En route vers le Vers solitaire, au cap Trinité à la fin des années ’90 | Photo: Richard Cartier

À 50 ans, à l’occasion d’un festival d’escalade de glace à Rivière-du-Loup, j’ai décidé de redonner à Claude son piton et son mousqueton. En même temps, je lui ai donné une lettre contenant une déclaration d’amour. Pour le remercier du rôle qu’il avait joué dans ma vie. Comme modèle. Comme mentor. J’ai eu le privilège de faire pleurer mon idole de jeunesse. J’ai aussi eu le plaisir qu’il me prenne dans ses bras. Le lendemain, nous avons grimpé ensemble pour une première fois. Le lendemain, nous avons aussi grimpé ensemble pour une dernière fois. Quelques jours plus tard, Claude recevait un diagnostic de cancer. Il nous a quittés à la fin de 2021.

Claude et moi à RdL | Photo: Claude Duguay

Claude est l’auteur de plusieurs grandes premières dont les Grand Galais au cap Trinité, le plus connu des big wall québécois et la Loutre, la première voie de glace de ce calibre ouverte dans l’Est de l’Amérique du Nord. En parcourant la mise à jour 2022 du Guide des cascades de glace et voies mixtes du Québec pour le Parc national des Hautes-Gorges-de-la-rivière-Malbaie, vous pourrez en apprendre plus sur la Loutre, mais aussi sur plusieurs autres itinéraires du parc. Claude a joué un rôle majeur dans le développement de l’escalade dans la vallée de la Malbaie, été comme hiver. Si vous allez au cap. Si vous allez dans la Malbaie. Écoutez bien. Peut-être pourrez-vous entendre l’écho de son rire qui se réverbère toujours sur les parois. Peut-être pourrez-vous sentir sa présence dans ce grand dièdre du cap Trinité, sur l’un des murs de glace de l’Équerre ou au sommet de l’Acropole.

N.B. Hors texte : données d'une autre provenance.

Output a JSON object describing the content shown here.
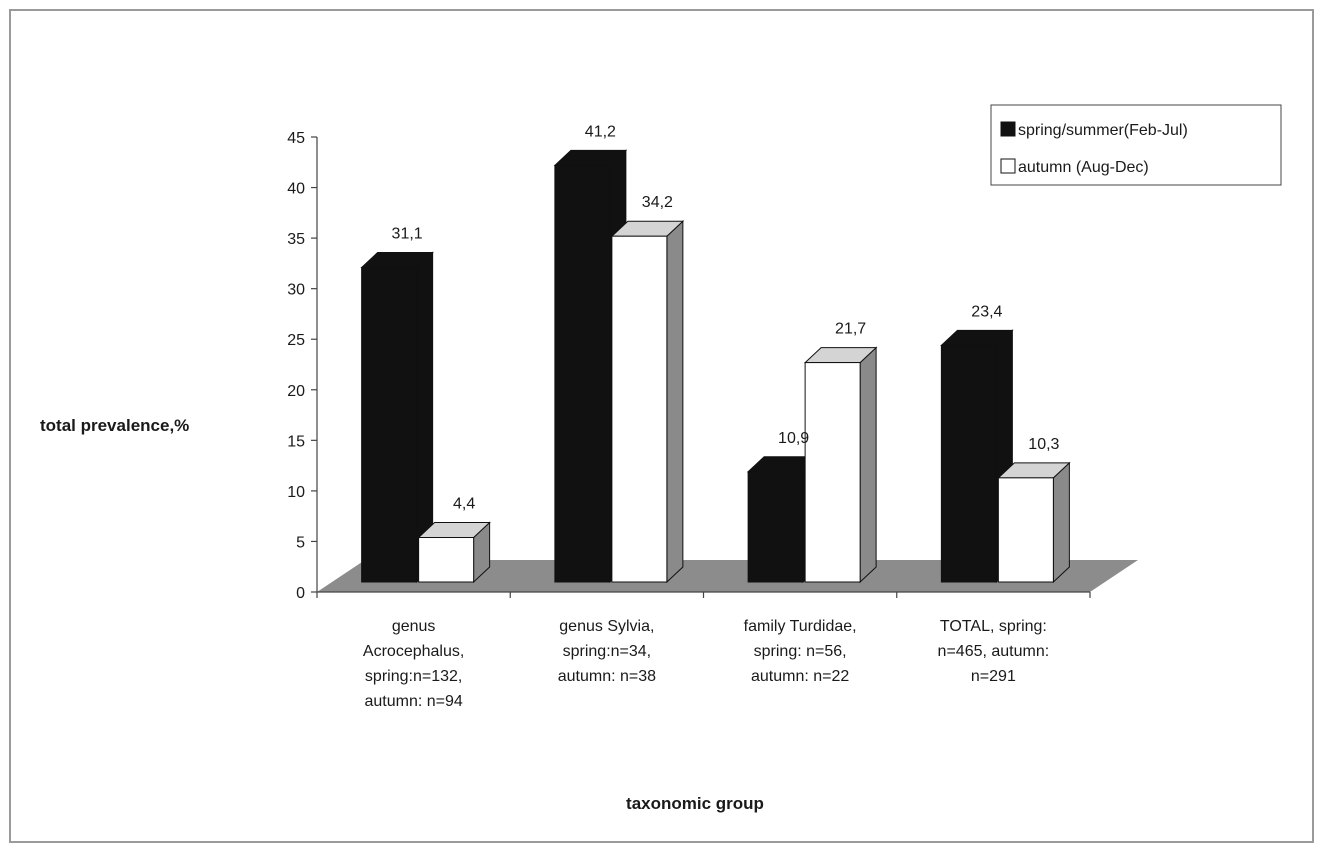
{
  "chart_data": {
    "type": "bar",
    "style": "3d-clustered-column",
    "title": "",
    "xlabel": "taxonomic group",
    "ylabel": "total prevalence,%",
    "ylim": [
      0,
      45
    ],
    "yticks": [
      "0",
      "5",
      "10",
      "15",
      "20",
      "25",
      "30",
      "35",
      "40",
      "45"
    ],
    "grid": false,
    "legend_position": "top-right",
    "categories": [
      [
        "genus",
        "Acrocephalus,",
        "spring:n=132,",
        "autumn:  n=94"
      ],
      [
        "genus Sylvia,",
        "spring:n=34,",
        "autumn: n=38"
      ],
      [
        "family Turdidae,",
        "spring: n=56,",
        "autumn: n=22"
      ],
      [
        "TOTAL, spring:",
        "n=465, autumn:",
        "n=291"
      ]
    ],
    "series": [
      {
        "name": "spring/summer(Feb-Jul)",
        "color": "#111111",
        "values": [
          31.1,
          41.2,
          10.9,
          23.4
        ],
        "labels": [
          "31,1",
          "41,2",
          "10,9",
          "23,4"
        ]
      },
      {
        "name": "autumn (Aug-Dec)",
        "color": "#ffffff",
        "values": [
          4.4,
          34.2,
          21.7,
          10.3
        ],
        "labels": [
          "4,4",
          "34,2",
          "21,7",
          "10,3"
        ]
      }
    ]
  }
}
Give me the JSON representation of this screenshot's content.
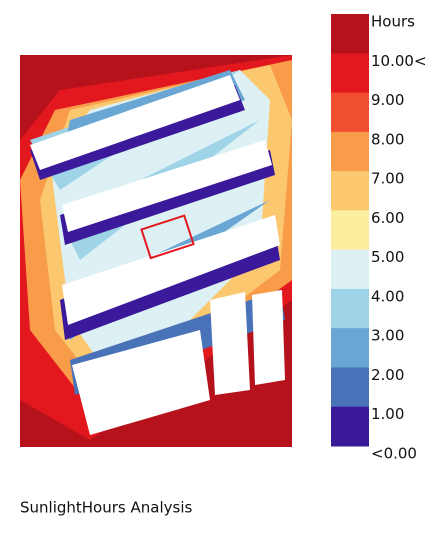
{
  "legend": {
    "title": "Hours",
    "items": [
      {
        "label": "10.00<",
        "color": "#b5121b"
      },
      {
        "label": "9.00",
        "color": "#e3181f"
      },
      {
        "label": "8.00",
        "color": "#f04e2f"
      },
      {
        "label": "7.00",
        "color": "#f99c4a"
      },
      {
        "label": "6.00",
        "color": "#fbc870"
      },
      {
        "label": "5.00",
        "color": "#fbee9e"
      },
      {
        "label": "4.00",
        "color": "#ddf1f5"
      },
      {
        "label": "3.00",
        "color": "#9ed3e8"
      },
      {
        "label": "2.00",
        "color": "#6aa6d4"
      },
      {
        "label": "1.00",
        "color": "#4a72b8"
      },
      {
        "label": "<0.00",
        "color": "#3a1a9a"
      }
    ]
  },
  "caption": "SunlightHours Analysis"
}
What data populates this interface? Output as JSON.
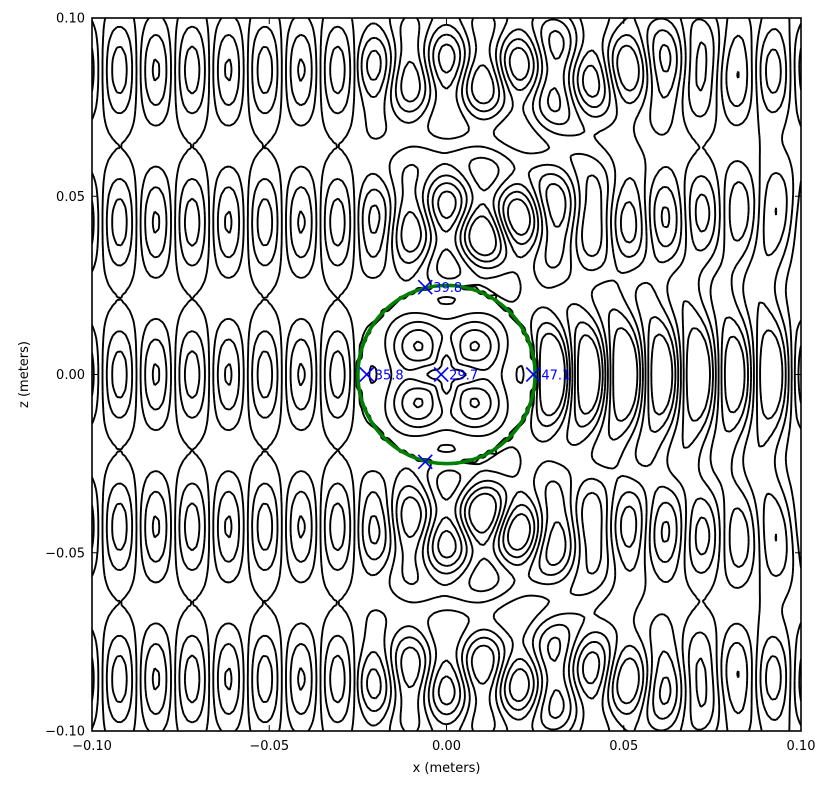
{
  "chart_data": {
    "type": "contour",
    "xlabel": "x (meters)",
    "ylabel": "z (meters)",
    "xlim": [
      -0.1,
      0.1
    ],
    "ylim": [
      -0.1,
      0.1
    ],
    "x_ticks": [
      -0.1,
      -0.05,
      0.0,
      0.05,
      0.1
    ],
    "x_tick_labels": [
      "−0.10",
      "−0.05",
      "0.00",
      "0.05",
      "0.10"
    ],
    "y_ticks": [
      -0.1,
      -0.05,
      0.0,
      0.05,
      0.1
    ],
    "y_tick_labels": [
      "−0.10",
      "−0.05",
      "0.00",
      "0.05",
      "0.10"
    ],
    "grid": false,
    "contour_style": {
      "positive": "solid",
      "negative": "dashed",
      "color": "#000000"
    },
    "circle": {
      "center": [
        0.0,
        0.0
      ],
      "radius": 0.025,
      "color": "#008000"
    },
    "markers": [
      {
        "x": -0.006,
        "z": 0.0245,
        "label": "39.8"
      },
      {
        "x": -0.0225,
        "z": 0.0,
        "label": "35.8"
      },
      {
        "x": -0.0015,
        "z": 0.0,
        "label": "29.7"
      },
      {
        "x": 0.0245,
        "z": 0.0,
        "label": "47.1"
      },
      {
        "x": -0.006,
        "z": -0.0245,
        "label": ""
      }
    ],
    "marker_color": "#0000ff"
  }
}
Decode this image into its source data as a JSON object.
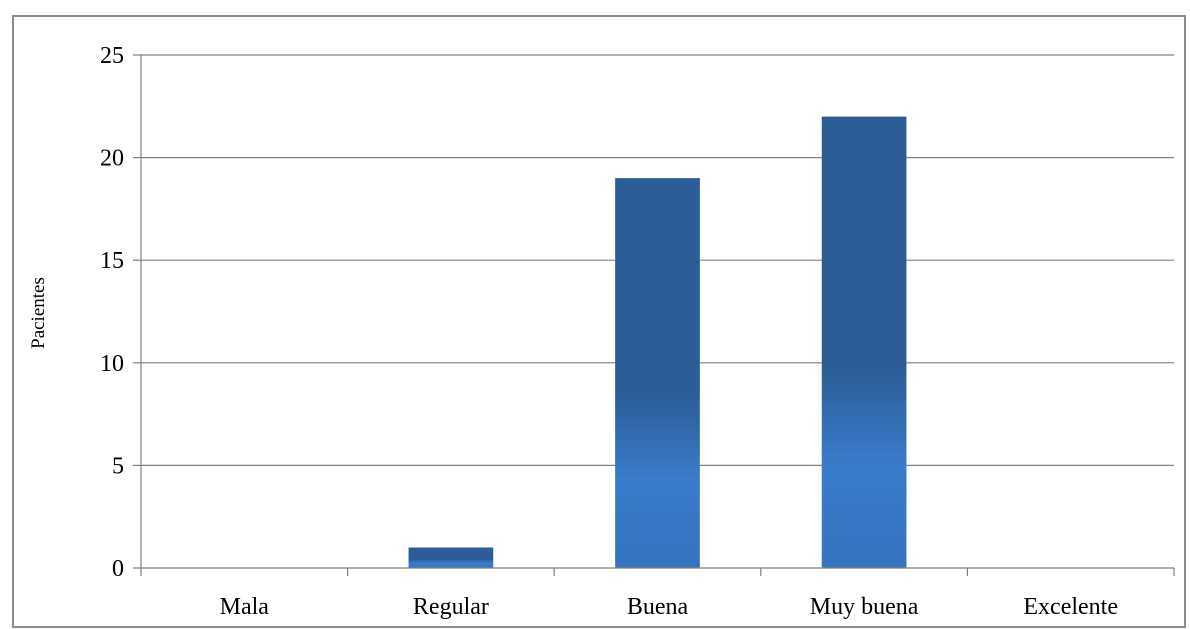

Patrice Beaudet devant le cap Trinité | Photo: Stéphane Lapierre

Salut Claude!
Merci pour tout.

1 Comment on "De la rue Maguire aux plus grands murs québécois"

  1. Merci beaucoup pour ton article Stéphane.

    Claude était un grand héros pour moi aussi et je lui doit, avec Régis, une grosse partie de mes plus belles aventures. Je suis un peu envieux que tu ais eu le privilège de grimper avec lui!

    Pour moi, il n’y a aucun doute que les modestes aventures que Gaetan et moi avons vécus étaient totalement inspirées par celles de la cordée Richard/Bérubé. Ils ont toujours été nos héros.

    Quand je l’ai revu pour la dernière fois, aux funérailles de Gaétan, je lui ai avoué cette grande admiration et, comme toi, sa modestie et sa gentillesse m’ont sonné. Quel homme!

    Merci encore une fois de nous l’avoir rappelé.